しかし、2020年に関して言えば、新興国では大きな選挙は予定されておらず、政治イベントといえば、むしろ先進国の筆頭核である米国の大統領選挙への注目が徐々に強まるだろう。新興国では、ベネズエラを含め、大きな国で債務の返済が取り沙汰されているが、こうした有名な「問題児」が債務再編のステージまで進み信用懸念の底が見えるかが、2020年の大きなポイントだろう。 
 

選別的な投資が不可欠に

米ドル上昇の裏返しで、過去数年間は新興国通貨の減価が続いてきた(図表3)。歴史的に、米ドルが強くなる時には、その裏側で新興国への投資を手控える向きが増えることがよく知られている。

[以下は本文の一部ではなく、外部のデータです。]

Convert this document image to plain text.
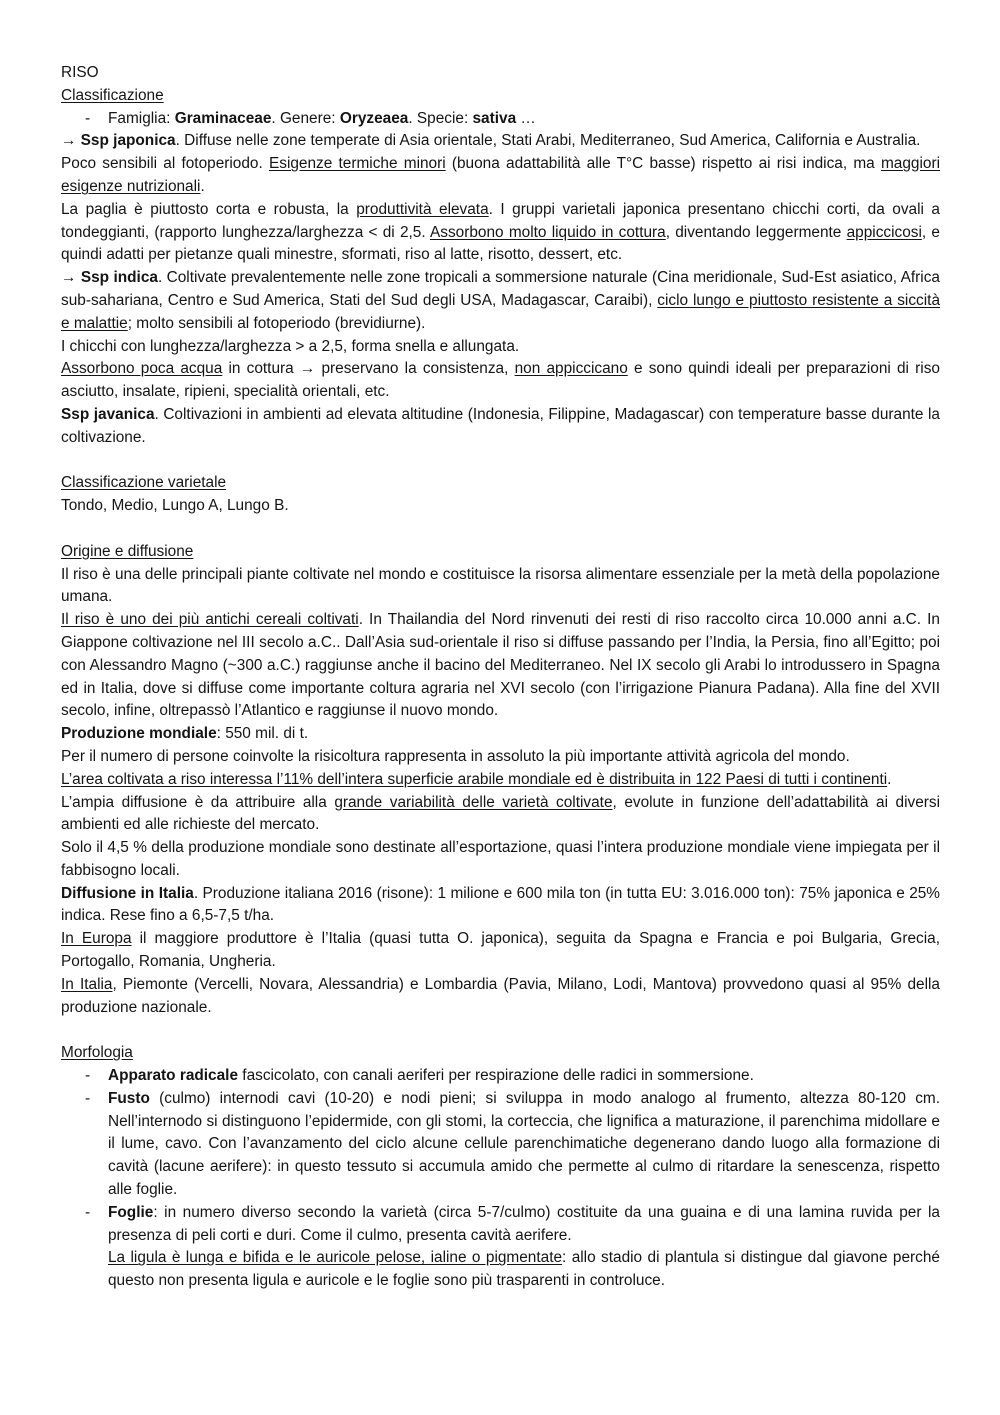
RISO

Classificazione

-	Famiglia: Graminaceae. Genere: Oryzeaea. Specie: sativa …

→ Ssp japonica. Diffuse nelle zone temperate di Asia orientale, Stati Arabi, Mediterraneo, Sud America, California e Australia.

Poco sensibili al fotoperiodo. Esigenze termiche minori (buona adattabilità alle T°C basse) rispetto ai risi indica, ma maggiori esigenze nutrizionali.

La paglia è piuttosto corta e robusta, la produttività elevata. I gruppi varietali japonica presentano chicchi corti, da ovali a tondeggianti, (rapporto lunghezza/larghezza < di 2,5. Assorbono molto liquido in cottura, diventando leggermente appiccicosi, e quindi adatti per pietanze quali minestre, sformati, riso al latte, risotto, dessert, etc.

→ Ssp indica. Coltivate prevalentemente nelle zone tropicali a sommersione naturale (Cina meridionale, Sud-Est asiatico, Africa sub-sahariana, Centro e Sud America, Stati del Sud degli USA, Madagascar, Caraibi), ciclo lungo e piuttosto resistente a siccità e malattie; molto sensibili al fotoperiodo (brevidiurne).

I chicchi con lunghezza/larghezza > a 2,5, forma snella e allungata.

Assorbono poca acqua in cottura → preservano la consistenza, non appiccicano e sono quindi ideali per preparazioni di riso asciutto, insalate, ripieni, specialità orientali, etc.

Ssp javanica. Coltivazioni in ambienti ad elevata altitudine (Indonesia, Filippine, Madagascar) con temperature basse durante la coltivazione.

Classificazione varietale

Tondo, Medio, Lungo A, Lungo B.

Origine e diffusione

Il riso è una delle principali piante coltivate nel mondo e costituisce la risorsa alimentare essenziale per la metà della popolazione umana.

Il riso è uno dei più antichi cereali coltivati. In Thailandia del Nord rinvenuti dei resti di riso raccolto circa 10.000 anni a.C. In Giappone coltivazione nel III secolo a.C.. Dall’Asia sud-orientale il riso si diffuse passando per l’India, la Persia, fino all’Egitto; poi con Alessandro Magno (~300 a.C.) raggiunse anche il bacino del Mediterraneo. Nel IX secolo gli Arabi lo introdussero in Spagna ed in Italia, dove si diffuse come importante coltura agraria nel XVI secolo (con l’irrigazione Pianura Padana). Alla fine del XVII secolo, infine, oltrepassò l’Atlantico e raggiunse il nuovo mondo.

Produzione mondiale: 550 mil. di t.

Per il numero di persone coinvolte la risicoltura rappresenta in assoluto la più importante attività agricola del mondo.

L’area coltivata a riso interessa l’11% dell’intera superficie arabile mondiale ed è distribuita in 122 Paesi di tutti i continenti.

L’ampia diffusione è da attribuire alla grande variabilità delle varietà coltivate, evolute in funzione dell’adattabilità ai diversi ambienti ed alle richieste del mercato.

Solo il 4,5 % della produzione mondiale sono destinate all’esportazione, quasi l’intera produzione mondiale viene impiegata per il fabbisogno locali.

Diffusione in Italia. Produzione italiana 2016 (risone): 1 milione e 600 mila ton (in tutta EU: 3.016.000 ton): 75% japonica e 25% indica. Rese fino a 6,5-7,5 t/ha.

In Europa il maggiore produttore è l’Italia (quasi tutta O. japonica), seguita da Spagna e Francia e poi Bulgaria, Grecia, Portogallo, Romania, Ungheria.

In Italia, Piemonte (Vercelli, Novara, Alessandria) e Lombardia (Pavia, Milano, Lodi, Mantova) provvedono quasi al 95% della produzione nazionale.

Morfologia

-	Apparato radicale fascicolato, con canali aeriferi per respirazione delle radici in sommersione.
-	Fusto (culmo) internodi cavi (10-20) e nodi pieni; si sviluppa in modo analogo al frumento, altezza 80-120 cm. Nell’internodo si distinguono l’epidermide, con gli stomi, la corteccia, che lignifica a maturazione, il parenchima midollare e il lume, cavo. Con l’avanzamento del ciclo alcune cellule parenchimatiche degenerano dando luogo alla formazione di cavità (lacune aerifere): in questo tessuto si accumula amido che permette al culmo di ritardare la senescenza, rispetto alle foglie.
-	Foglie: in numero diverso secondo la varietà (circa 5-7/culmo) costituite da una guaina e di una lamina ruvida per la presenza di peli corti e duri. Come il culmo, presenta cavità aerifere.
La ligula è lunga e bifida e le auricole pelose, ialine o pigmentate: allo stadio di plantula si distingue dal giavone perché questo non presenta ligula e auricole e le foglie sono più trasparenti in controluce.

これは、新興国の資金調達の相当部分が米ドル建てで行われることに関係している。
 
米ドルと新興国通貨の推移.png 
 
しかし、新興国経済には、自国通貨安によって恩恵を受ける分野も存在する。例えば、半国営や民間大手でグローバルに展開する輸出企業などは外貨建ての収益が中心であり、自国通貨安が輸出競争力を高める。こうした投資対象は新興国投資が主役ではなかった2019年の間に割安度を増しているケースがある。
 
無論、新興国の場合、いかにグローバル展開している企業といえども、所在する国のリスクから完全に免れることはできない。したがって、先に指摘した2つの視点の組み合わせが重要となる。財政規律を守る意識のある国に重きをおいてダウンサイド・リスクに目を配りつつ、公的のみならず民間の分野にも目を配って選別的な投資を展開していくことが、多くの不安材料を抱えるがゆえに投資妙味のある2020年の新興国投資を乗り切る上で有効なアプローチであると考えられる。